A year-over-year comparison shows that home sales in the City of Atlanta fell off a cliff in September — dropping by a startling 121 percent 24 percent versus the same month in 2015, according to a new RE/MAX of Georgia report.
Should Atlantans panic, declare that 2007 has returned, and make funeral arrangements for the city’s post-recession boom times? Probably not, Atlanta Agent Magazine opines.
So ... why not?
First, the sales dip wasn’t exclusively an Atlanta thing. Several of the metro’s most active markets — Marietta, Lawrenceville, and Cumming among them — showed declines in September, though none were nearly as steep as Atlanta’s, per the RE/MAX report.

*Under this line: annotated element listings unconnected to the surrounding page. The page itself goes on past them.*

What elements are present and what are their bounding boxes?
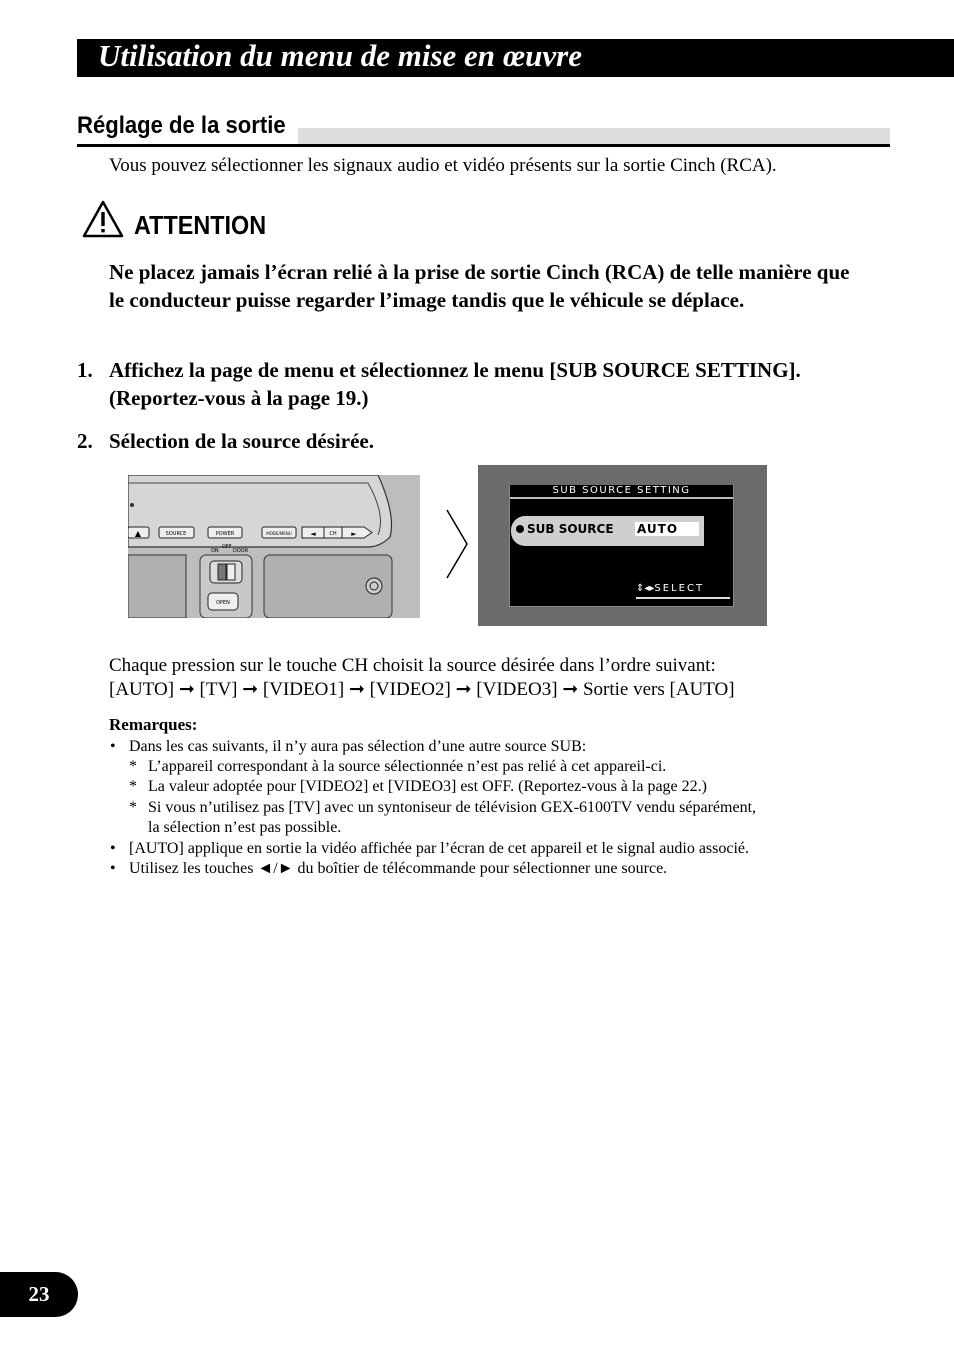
panel-eject-button: ▲	[134, 529, 142, 538]
seq-arrow-icon: ➞	[242, 679, 259, 700]
body-line-1: Chaque pression sur le touche CH choisit la source désirée dans l’ordre suivant:	[109, 655, 716, 676]
bullet-icon: •	[110, 860, 116, 877]
panel-mode-menu-button: MODE/MENU	[266, 531, 292, 536]
seq-video1: [VIDEO1]	[262, 679, 345, 700]
remark-2: [AUTO] applique en sortie la vidéo affichée par l’écran de cet appareil et le signal audio associé.	[129, 840, 750, 857]
remark-1-sub-1: L’appareil correspondant à la source sélectionnée n’est pas relié à cet appareil-ci.	[148, 758, 667, 775]
panel-ch-button: CH	[329, 531, 337, 537]
remark-1-sub-3: Si vous n’utilisez pas [TV] avec un syntoniseur de télévision GEX-6100TV vendu séparément,	[148, 799, 757, 816]
updown-leftright-arrows-icon: ⇕◂▸	[636, 583, 655, 594]
seq-arrow-icon: ➞	[348, 679, 365, 700]
bullet-icon: •	[110, 738, 116, 755]
remark-3: Utilisez les touches ◄/► du boîtier de télécommande pour sélectionner une source.	[129, 860, 668, 877]
menu-item-label: SUB SOURCE	[527, 522, 614, 536]
attention-label: ATTENTION	[134, 210, 267, 240]
switch-door-label: DOOR	[233, 548, 249, 554]
transition-arrow-icon	[446, 509, 468, 579]
menu-item-value: AUTO	[635, 522, 699, 536]
remarks-title: Remarques:	[109, 715, 198, 734]
remark-1-sub-2: La valeur adoptée pour [VIDEO2] et [VIDEO3] est OFF. (Reportez-vous à la page 22.)	[148, 778, 707, 795]
page-number: 23	[0, 1272, 78, 1317]
warning-triangle-icon	[82, 200, 124, 238]
bullet-icon: •	[110, 840, 116, 857]
panel-power-button: POWER	[215, 531, 235, 537]
step-1-text: Affichez la page de menu et sélectionnez le menu [SUB SOURCE SETTING]. (Reportez-vous à la page 19.)	[109, 358, 801, 410]
seq-arrow-icon: ➞	[562, 679, 579, 700]
switch-off-label: OFF	[222, 544, 232, 550]
select-hint-underline	[636, 597, 730, 599]
seq-auto: [AUTO]	[109, 679, 175, 700]
source-sequence	[109, 678, 735, 702]
attention-text: Ne placez jamais l’écran relié à la prise de sortie Cinch (RCA) de telle manière que le conducteur puisse regarder l’image tandis que le véhicule se déplace.	[109, 260, 850, 312]
control-panel-illustration	[128, 475, 420, 618]
seq-video3: [VIDEO3]	[476, 679, 558, 700]
seq-back-to-auto: Sortie vers [AUTO]	[582, 679, 735, 700]
switch-on-label: ON	[211, 548, 219, 554]
asterisk-icon: *	[129, 758, 137, 775]
step-2-text: Sélection de la source désirée.	[109, 429, 374, 453]
remark-1-sub-3-cont: la sélection n’est pas possible.	[148, 819, 342, 836]
menu-selection-dot-icon	[516, 525, 524, 533]
seq-arrow-icon: ➞	[455, 679, 472, 700]
select-hint	[636, 582, 704, 595]
panel-open-button: OPEN	[216, 600, 230, 606]
step-1-number: 1.	[77, 358, 93, 382]
seq-video2: [VIDEO2]	[369, 679, 451, 700]
seq-tv: [TV]	[199, 679, 238, 700]
asterisk-icon: *	[129, 778, 137, 795]
panel-left-button: ◄	[310, 530, 316, 538]
section-heading-band	[298, 128, 890, 144]
section-title: Réglage de la sortie	[77, 112, 286, 139]
asterisk-icon: *	[129, 799, 137, 816]
section-intro: Vous pouvez sélectionner les signaux audio et vidéo présents sur la sortie Cinch (RCA).	[109, 155, 777, 176]
page-header-title: Utilisation du menu de mise en œuvre	[98, 38, 582, 73]
step-2-number: 2.	[77, 429, 93, 453]
screen-title: SUB SOURCE SETTING	[510, 485, 733, 496]
panel-source-button: SOURCE	[165, 531, 187, 537]
seq-arrow-icon: ➞	[178, 679, 195, 700]
select-hint-label: SELECT	[654, 583, 705, 594]
remark-1: Dans les cas suivants, il n’y aura pas sélection d’une autre source SUB:	[129, 738, 587, 755]
screen-title-divider	[510, 497, 733, 499]
section-rule	[77, 144, 890, 147]
panel-right-button: ►	[351, 530, 357, 538]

The magazine suggests the main culprit for Atlanta’s low sales could be a historically scant housing supply. Across the metro, housing inventories have dipped 8 percent in the past year. And even in the supposedly slower months of last winter, anecdotal evidence suggested bidding wars were becoming fairly common in the city.
Another possible explanation: A red-hot summer buying season truly cooled off in September.

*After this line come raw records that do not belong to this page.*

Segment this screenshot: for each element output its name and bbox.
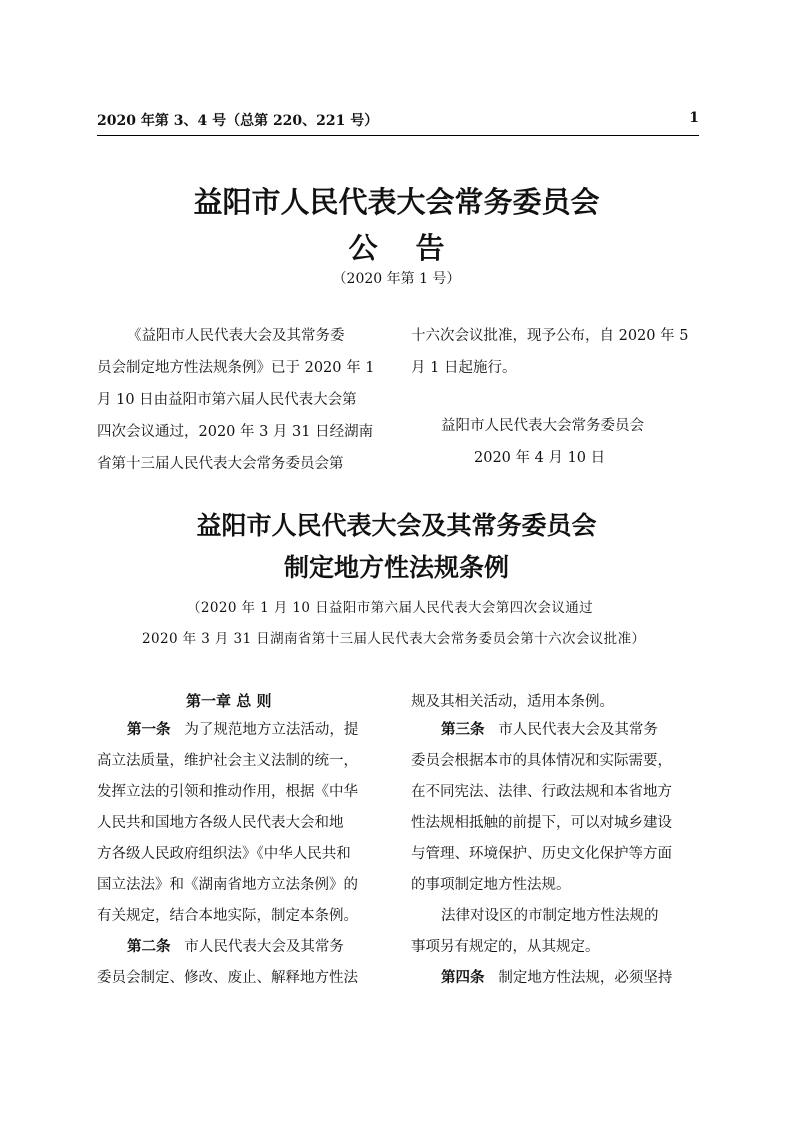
announcement-title: 益阳市人民代表大会常务委员会 — [193, 185, 600, 219]
announcement-line: 月 10 日由益阳市第六届人民代表大会第 — [97, 392, 357, 408]
article-line: 发挥立法的引领和推动作用，根据《中华 — [97, 784, 358, 800]
issue-label: 2020 年第 3、4 号（总第 220、221 号） — [97, 113, 379, 129]
article-line — [441, 718, 658, 739]
announcement-line: 十六次会议批准，现予公布，自 2020 年 5 — [411, 328, 689, 344]
article-line: 委员会制定、修改、废止、解释地方性法 — [97, 970, 358, 986]
article-line: 法律对设区的市制定地方性法规的 — [441, 908, 659, 924]
article-line — [127, 935, 344, 956]
article-text: 制定地方性法规，必须坚持 — [498, 970, 673, 986]
announcement-number: （2020 年第 1 号） — [332, 271, 461, 287]
announcement-line: 省第十三届人民代表大会常务委员会第 — [97, 456, 344, 472]
regulation-title: 益阳市人民代表大会及其常务委员会 — [196, 511, 597, 540]
header-rule — [97, 135, 699, 136]
article-line: 的事项制定地方性法规。 — [411, 877, 571, 893]
article-label: 第三条 — [441, 721, 485, 738]
article-line: 规及其相关活动，适用本条例。 — [411, 694, 614, 710]
article-text: 市人民代表大会及其常务 — [498, 722, 658, 738]
announcement-subtitle: 公告 — [348, 231, 483, 265]
article-line: 高立法质量，维护社会主义法制的统一， — [97, 753, 358, 769]
article-label: 第一条 — [127, 721, 171, 738]
article-line: 国立法法》和《湖南省地方立法条例》的 — [97, 877, 358, 893]
article-label: 第四条 — [441, 969, 485, 986]
signature-org: 益阳市人民代表大会常务委员会 — [441, 418, 644, 434]
passage-note: （2020 年 1 月 10 日益阳市第六届人民代表大会第四次会议通过 — [187, 600, 594, 616]
article-label: 第二条 — [127, 938, 171, 955]
article-line: 事项另有规定的，从其规定。 — [411, 939, 600, 955]
article-line: 与管理、环境保护、历史文化保护等方面 — [411, 846, 672, 862]
announcement-line: 四次会议通过，2020 年 3 月 31 日经湖南 — [97, 424, 374, 440]
regulation-title: 制定地方性法规条例 — [283, 553, 509, 582]
signature-date: 2020 年 4 月 10 日 — [474, 450, 606, 466]
article-text: 为了规范地方立法活动，提 — [184, 722, 359, 738]
article-line: 在不同宪法、法律、行政法规和本省地方 — [411, 784, 672, 800]
article-line — [127, 718, 358, 739]
article-line: 方各级人民政府组织法》《中华人民共和 — [97, 846, 351, 862]
announcement-line: 《益阳市人民代表大会及其常务委 — [127, 328, 345, 344]
article-line: 委员会根据本市的具体情况和实际需要， — [411, 753, 672, 769]
announcement-line: 月 1 日起施行。 — [411, 360, 517, 376]
article-line: 有关规定，结合本地实际，制定本条例。 — [97, 908, 358, 924]
passage-note: 2020 年 3 月 31 日湖南省第十三届人民代表大会常务委员会第十六次会议批准） — [142, 631, 646, 647]
article-line: 性法规相抵触的前提下，可以对城乡建设 — [411, 815, 672, 831]
page-number: 1 — [689, 110, 699, 126]
article-line: 人民共和国地方各级人民代表大会和地 — [97, 815, 344, 831]
article-line — [441, 966, 672, 987]
running-header — [97, 110, 699, 136]
chapter-heading: 第一章 总 则 — [186, 692, 272, 710]
announcement-line: 员会制定地方性法规条例》已于 2020 年 1 — [97, 360, 375, 376]
article-text: 市人民代表大会及其常务 — [184, 939, 344, 955]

"So September’s decline could be a simple matter of the market cooling off as kids return to school and prospective homebuyers take a breather," per the article. "[A]fter all, before the zany housing markets of the bubble (and post-bubble) years, housing traditionally slowed during the early autumn months."
There was a dollop of more positive news from the RE/MAX report — at least for homeowners — as it relates to the City of Atlanta's housing market.
Comparing the two Septembers, the city’s median housing price stepped up 7 percent to $315,000. And available homes are selling 6 percent faster this year — in 46 days on average.